Finnhäuser bereichern das Angebot
10.03.2010 | 05:00 Uhr 2010-03-10T05:00:00+0100
CVLangscheid. Parkraumbewirtschaftungskonzept, Entwicklung des Tourismus am Sorpesee und die Zukunft des Ferienparks und des Freibades in Amecke waren die Hauptthemen beim politischen Kamingespräch des SPD-Ortsvereins Sorpesee.

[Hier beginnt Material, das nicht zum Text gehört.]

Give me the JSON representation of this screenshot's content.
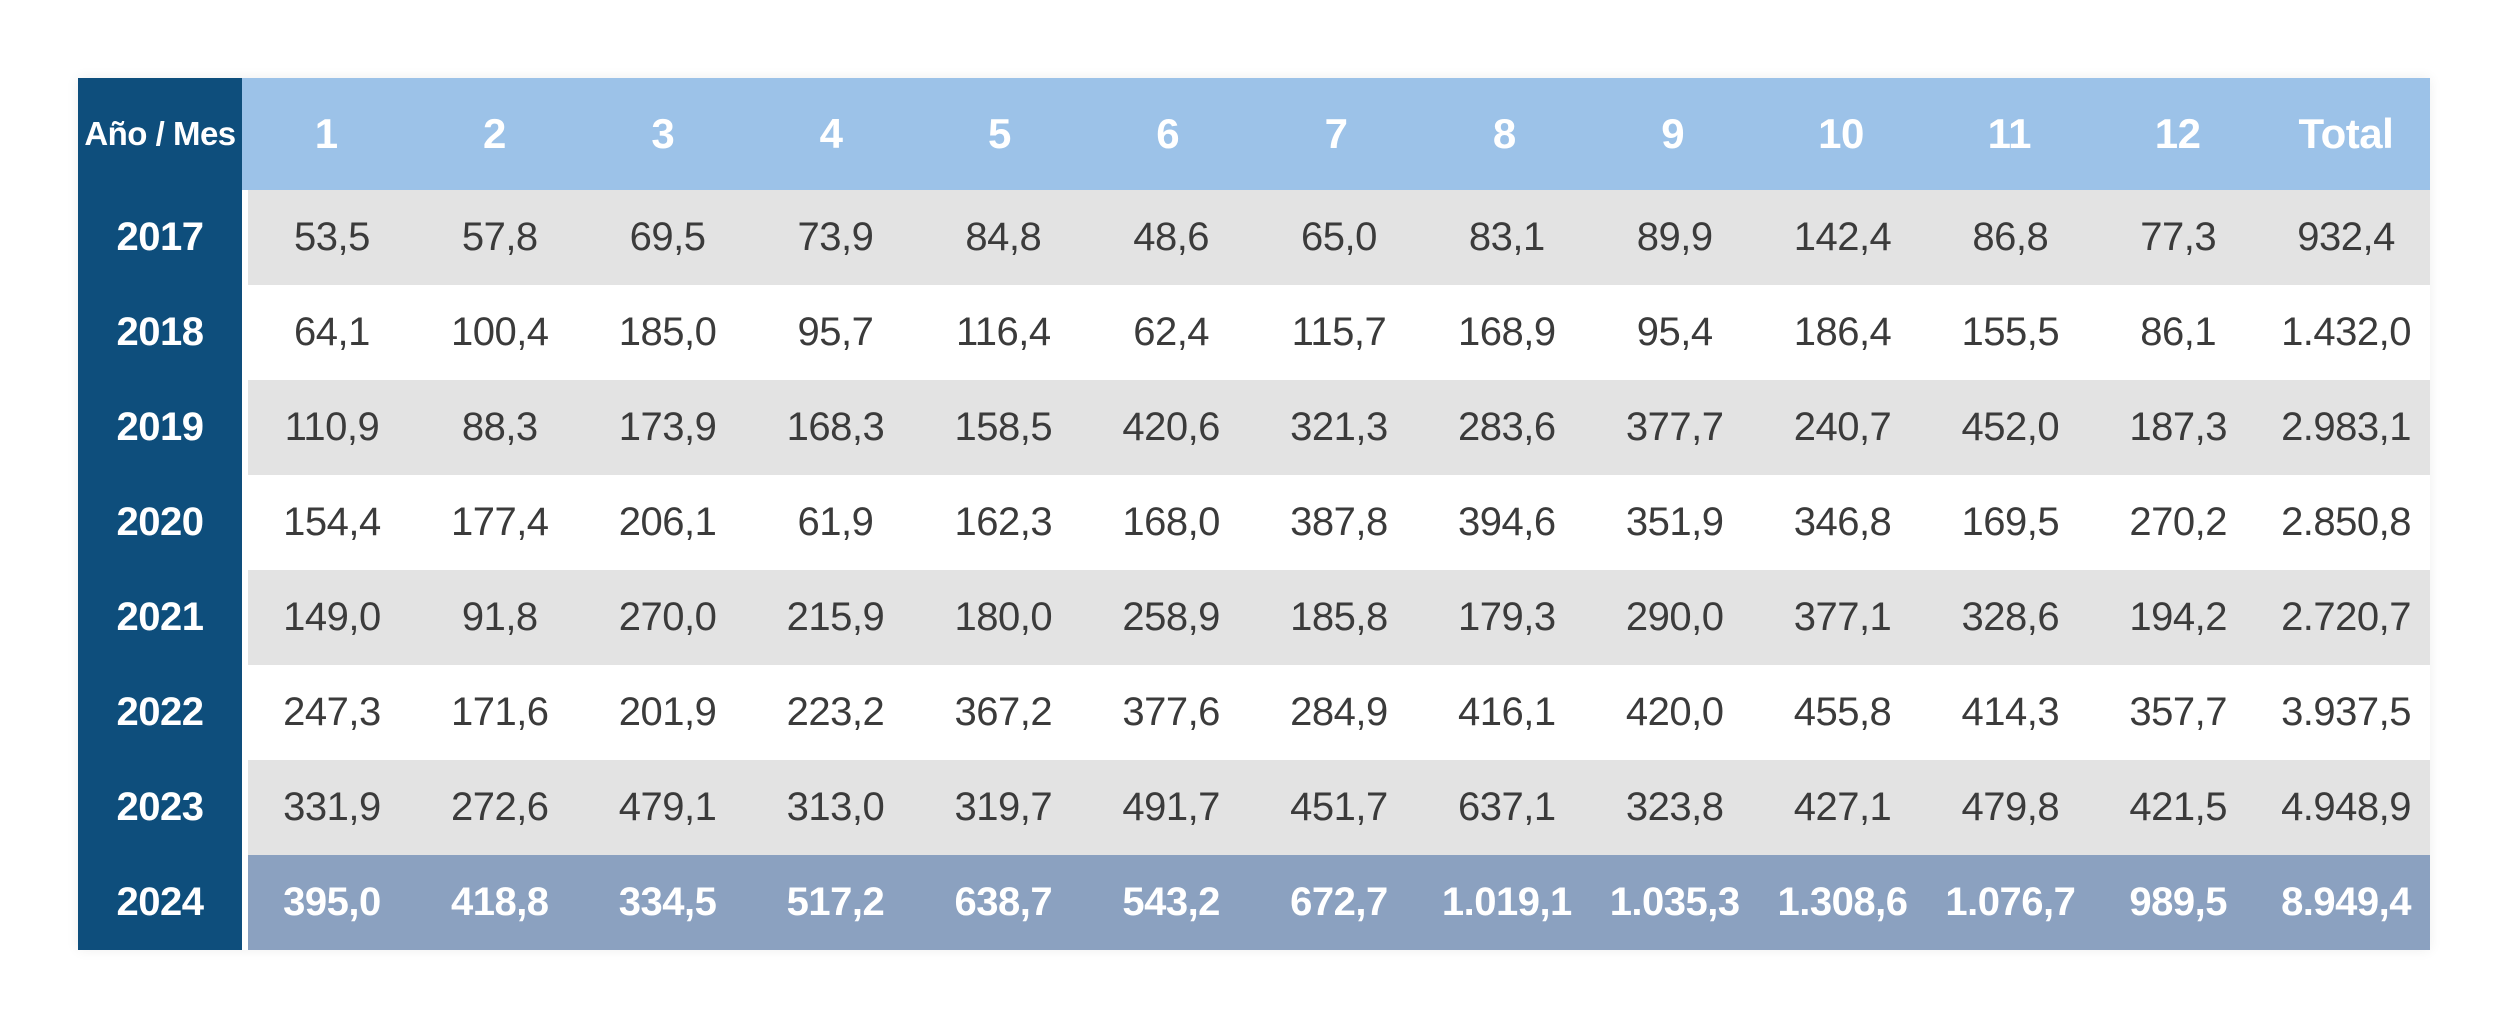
{
  "chart_data": {
    "type": "table",
    "corner_header": "Año / Mes",
    "month_headers": [
      "1",
      "2",
      "3",
      "4",
      "5",
      "6",
      "7",
      "8",
      "9",
      "10",
      "11",
      "12"
    ],
    "total_header": "Total",
    "rows": [
      {
        "year": "2017",
        "values": [
          "53,5",
          "57,8",
          "69,5",
          "73,9",
          "84,8",
          "48,6",
          "65,0",
          "83,1",
          "89,9",
          "142,4",
          "86,8",
          "77,3"
        ],
        "total": "932,4",
        "highlight": false
      },
      {
        "year": "2018",
        "values": [
          "64,1",
          "100,4",
          "185,0",
          "95,7",
          "116,4",
          "62,4",
          "115,7",
          "168,9",
          "95,4",
          "186,4",
          "155,5",
          "86,1"
        ],
        "total": "1.432,0",
        "highlight": false
      },
      {
        "year": "2019",
        "values": [
          "110,9",
          "88,3",
          "173,9",
          "168,3",
          "158,5",
          "420,6",
          "321,3",
          "283,6",
          "377,7",
          "240,7",
          "452,0",
          "187,3"
        ],
        "total": "2.983,1",
        "highlight": false
      },
      {
        "year": "2020",
        "values": [
          "154,4",
          "177,4",
          "206,1",
          "61,9",
          "162,3",
          "168,0",
          "387,8",
          "394,6",
          "351,9",
          "346,8",
          "169,5",
          "270,2"
        ],
        "total": "2.850,8",
        "highlight": false
      },
      {
        "year": "2021",
        "values": [
          "149,0",
          "91,8",
          "270,0",
          "215,9",
          "180,0",
          "258,9",
          "185,8",
          "179,3",
          "290,0",
          "377,1",
          "328,6",
          "194,2"
        ],
        "total": "2.720,7",
        "highlight": false
      },
      {
        "year": "2022",
        "values": [
          "247,3",
          "171,6",
          "201,9",
          "223,2",
          "367,2",
          "377,6",
          "284,9",
          "416,1",
          "420,0",
          "455,8",
          "414,3",
          "357,7"
        ],
        "total": "3.937,5",
        "highlight": false
      },
      {
        "year": "2023",
        "values": [
          "331,9",
          "272,6",
          "479,1",
          "313,0",
          "319,7",
          "491,7",
          "451,7",
          "637,1",
          "323,8",
          "427,1",
          "479,8",
          "421,5"
        ],
        "total": "4.948,9",
        "highlight": false
      },
      {
        "year": "2024",
        "values": [
          "395,0",
          "418,8",
          "334,5",
          "517,2",
          "638,7",
          "543,2",
          "672,7",
          "1.019,1",
          "1.035,3",
          "1.308,6",
          "1.076,7",
          "989,5"
        ],
        "total": "8.949,4",
        "highlight": true
      }
    ]
  },
  "colors": {
    "year_column_blue": "#0E4E7C",
    "header_light_blue": "#9CC2E8",
    "row_gray": "#E3E3E3",
    "row_white": "#FFFFFF",
    "highlight_row_blue": "#8BA1C0",
    "value_text": "#3B3B3B",
    "header_text": "#FFFFFF"
  }
}
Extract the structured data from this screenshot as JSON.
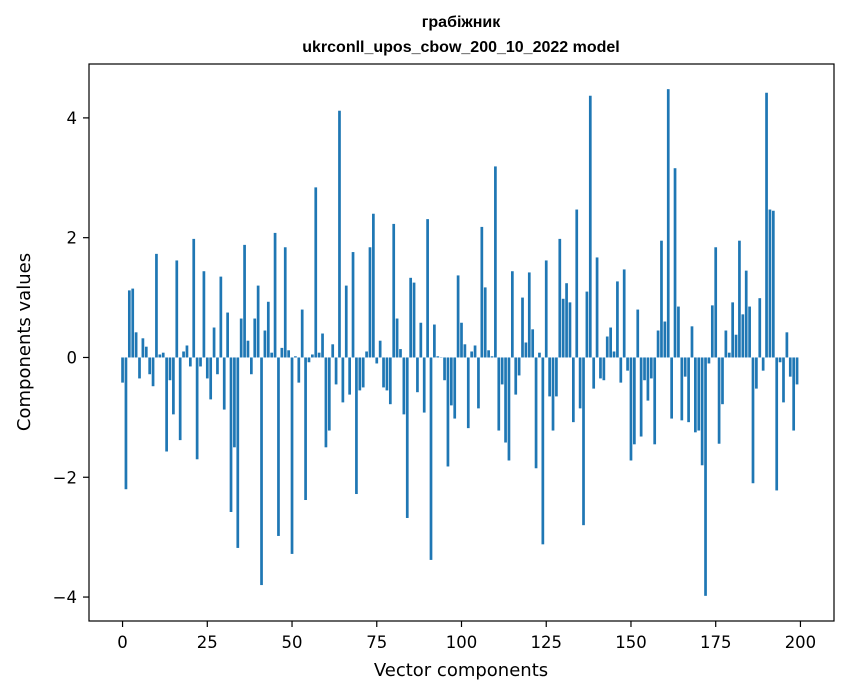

Eine Reihe interessierter Bürgerinnen und Bürger nahm die Einladung des SPD-Ortsvereins zu dem jährlichen politischen Gespräch am gemütlichen Kamin im „Haus des Gastes” an. Der Beigeordnete der Stadt Sundern, Meinolf Kühn, und der neue Geschäftsführer der Sorpesee GmbH, Martin Levermann, sowie der Fraktionsvorsitzende der SPD-Ratsfraktion, Jürgen ter Braak, stellten sich den Fragen und Problemen. Von den etwa 1600 Parkplätzen rund um den Sorpesee werden künftig etwa 900 von April bis Oktober bewirtschaftet. Die Einnahmen daraus werden für die Pflege und die Instandhaltung der Promenade, der Grünanlagen und des Geh- und Radweges um den See verwendet, erläuterte Martin Levermann. Für die Hotel- und Restaurantbetreiber sowie für Campinggäste und für die Mitglieder der anliegenden Vereine sollen Sonderregelungen geschaffen werden, kündigte er an. Die neu geschaffene Promenade müsse belebt werden, das sehe er als Aufgabe der Langscheider Vereine und Bürgerinnen und Bürger an. Geplant sind, so Levermann, bereits Hafenkonzerte des Musikvereins sowie Beachvolleyballwochen des RC Sorpesee zu Pfingsten sowie ein Weihnachtsmarkt. Außerdem werden die erfolgreichen Abende „Mittwochs am Sorpesee” zukünftig an der Seebühne in Langscheid - also direkt am Wasser - stattfinden. Das Projekt Feriendorf Amecke einschließlich Freibad bzw. Allwetterbad nimmt weiter Gestalt an. Eine Erweiterung des Tourismusangebotes stellen zusätzliche feste sogenannten „Finnhäuser” neben dem Zeltplatz 3 dar, die in naher Zukunft errichtet werden sollen. Ziel des Tourismusangebotes ist, mehr Tagesgäste aus dem Ruhrgebiet herzulocken und die jeweilige Verweildauer der Gäste auf mehrere Tage mit Übernachtungen auszudehnen. Denn dies bringe auch Geld nach Langscheid, aber auch in die Stadt Sundern. Einen Einstieg in das Tempolimit im Promenadenbereich gibt es durch die Geschwindigkeitsbegrenzung auf Tempo 30km/h von 10-18 Uhr in den Sommermonaten, berichtete Kühn. Messungen werden regelmäßig vorgenommen werden und die Erfahrungen ausgewertet werden. „Uns geht dies noch nicht weit genug. Wir werden das Ziel einer generellen Tempobegrenzung in diesem Bereich weiter verfolgen”, meinte Jürgen ter Braak. Langscheider SPD-Ratsherr und SPD-Fraktionschef im Rathaus. Eine rege Diskussion unter der Moderation von Christian Kräuter schloss sich der Informationsrunde an.